Arista Networks is highlighted as Zacks' Bull of the Day, with projected sales growth of 25% in FY26 and 20% in 2027, plus roughly 19% adjusted EPS growth both years, supported by AI hyperscaler demand and a strong balance sheet. Fluence Energy is the Bear of the Day after downward estimate revisions, with FY26 EPS cut from -$0.09 to -$0.23 and FY27 EPS down 30% to $0.18, despite revenue growth expectations of 50% in FY26 and 21% in FY27. The article also notes Home Depot's stable margins but slow growth, with FY26/FY27 EPS growth estimates of 2.3% and 8.8%.

Analysis

ANET is the cleaner way to express the AI capex trade because it sits one layer above model winners: hyperscalers can slow GPU orders before they stop buying networking gear that keeps clusters usable. That makes its revenue stream less cyclical than the market treats it, and the cash-rich, near-debt-free balance sheet gives it optionality to outspend rivals on performance and software features without compromising margins. The more important second-order effect is competitive pressure on legacy networking vendors; if AI fabrics remain proprietary and performance-driven, Cisco’s installed base becomes a weaker moat than headline market share suggests. The near-term risk is not fundamental but positioning. With the stock already extended and breaking toward highs, the next 4-8 weeks are likely to be driven by any capex commentary from Microsoft/Meta rather than Arista’s own execution. If hyperscaler spend pauses or shifts from network buildout to inference optimization, ANET can de-rate quickly because the multiple already embeds a long runway; that said, the 2026-27 growth profile should keep dips buyable unless order growth visibly inflects down. FLNC is the opposite setup: the bear case is less about the renewable transition failing and more about capital intensity outrunning operating leverage.
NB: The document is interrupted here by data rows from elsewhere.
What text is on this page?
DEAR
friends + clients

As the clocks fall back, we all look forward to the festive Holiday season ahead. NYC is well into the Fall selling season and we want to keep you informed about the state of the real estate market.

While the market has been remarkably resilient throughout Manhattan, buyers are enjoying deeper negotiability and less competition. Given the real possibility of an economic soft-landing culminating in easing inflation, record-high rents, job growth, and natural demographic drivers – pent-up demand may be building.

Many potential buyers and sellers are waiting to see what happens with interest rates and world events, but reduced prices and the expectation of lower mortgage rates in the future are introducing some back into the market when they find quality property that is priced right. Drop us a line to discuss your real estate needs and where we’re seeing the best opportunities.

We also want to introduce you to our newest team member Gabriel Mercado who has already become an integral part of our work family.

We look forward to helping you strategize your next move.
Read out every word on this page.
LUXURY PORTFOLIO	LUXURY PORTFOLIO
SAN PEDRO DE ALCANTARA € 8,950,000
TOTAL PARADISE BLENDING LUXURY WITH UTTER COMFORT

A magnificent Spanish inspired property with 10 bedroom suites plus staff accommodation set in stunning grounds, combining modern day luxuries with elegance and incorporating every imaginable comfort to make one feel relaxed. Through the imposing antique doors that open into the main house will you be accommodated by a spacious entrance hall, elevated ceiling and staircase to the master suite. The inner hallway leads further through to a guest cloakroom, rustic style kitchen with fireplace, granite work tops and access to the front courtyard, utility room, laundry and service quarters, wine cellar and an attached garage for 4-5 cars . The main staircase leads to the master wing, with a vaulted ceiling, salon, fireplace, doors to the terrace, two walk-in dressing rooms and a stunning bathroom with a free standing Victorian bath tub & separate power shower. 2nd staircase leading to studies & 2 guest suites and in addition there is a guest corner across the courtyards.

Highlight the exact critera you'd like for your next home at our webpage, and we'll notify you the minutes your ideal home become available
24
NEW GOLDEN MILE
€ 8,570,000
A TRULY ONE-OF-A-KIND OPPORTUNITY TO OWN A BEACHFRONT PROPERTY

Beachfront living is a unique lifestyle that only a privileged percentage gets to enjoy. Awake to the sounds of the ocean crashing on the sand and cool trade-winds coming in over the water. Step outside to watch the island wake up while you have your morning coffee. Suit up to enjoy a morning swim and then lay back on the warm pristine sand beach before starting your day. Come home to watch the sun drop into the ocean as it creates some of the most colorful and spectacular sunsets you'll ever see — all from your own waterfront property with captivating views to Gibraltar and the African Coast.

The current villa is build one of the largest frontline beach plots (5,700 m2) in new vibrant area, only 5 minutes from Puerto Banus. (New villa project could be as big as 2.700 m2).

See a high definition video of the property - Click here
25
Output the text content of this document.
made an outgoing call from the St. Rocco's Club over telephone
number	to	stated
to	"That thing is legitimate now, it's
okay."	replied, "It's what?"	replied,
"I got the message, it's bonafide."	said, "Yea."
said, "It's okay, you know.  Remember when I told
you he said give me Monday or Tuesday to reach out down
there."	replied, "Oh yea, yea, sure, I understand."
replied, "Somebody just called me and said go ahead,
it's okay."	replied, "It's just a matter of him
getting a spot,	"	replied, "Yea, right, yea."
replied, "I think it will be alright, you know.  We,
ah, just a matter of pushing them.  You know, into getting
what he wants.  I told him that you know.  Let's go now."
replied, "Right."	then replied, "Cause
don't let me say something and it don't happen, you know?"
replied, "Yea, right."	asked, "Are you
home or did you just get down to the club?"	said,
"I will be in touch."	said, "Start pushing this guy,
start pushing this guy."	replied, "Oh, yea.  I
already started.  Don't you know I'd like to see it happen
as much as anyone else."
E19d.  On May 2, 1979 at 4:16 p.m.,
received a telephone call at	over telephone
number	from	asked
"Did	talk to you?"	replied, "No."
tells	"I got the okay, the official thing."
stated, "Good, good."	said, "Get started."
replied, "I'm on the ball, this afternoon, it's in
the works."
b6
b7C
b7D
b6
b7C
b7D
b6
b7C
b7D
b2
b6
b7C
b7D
In a market that still wants to own ‘AI power’ exposure, FLNC risks being a financing-sensitive laggard—any delay in profitability or dilution event can overwhelm top-line growth. The subtle read-through is favorable for better-capitalized grid and power-enablement names, since utilities and hyperscalers still need storage but may prefer vendors with stronger balance sheets and delivery certainty. HD/LOW/FND look like a slow-burn share-shift story rather than a macro call. Stable margins imply they are defending profit dollars while demand remains mediocre, which usually means the best trading opportunity is relative, not absolute: winners are likely the operators with faster Pro conversion and better supply-chain integration, while undercapitalized specialty retailers may see margin pressure if promotions re-accelerate. The consensus may be underestimating how little growth is needed for operating leverage to kick in if housing/remodeling activity stabilizes; that creates upside asymmetry in the next 2-3 quarters, but not a chaseable breakout today.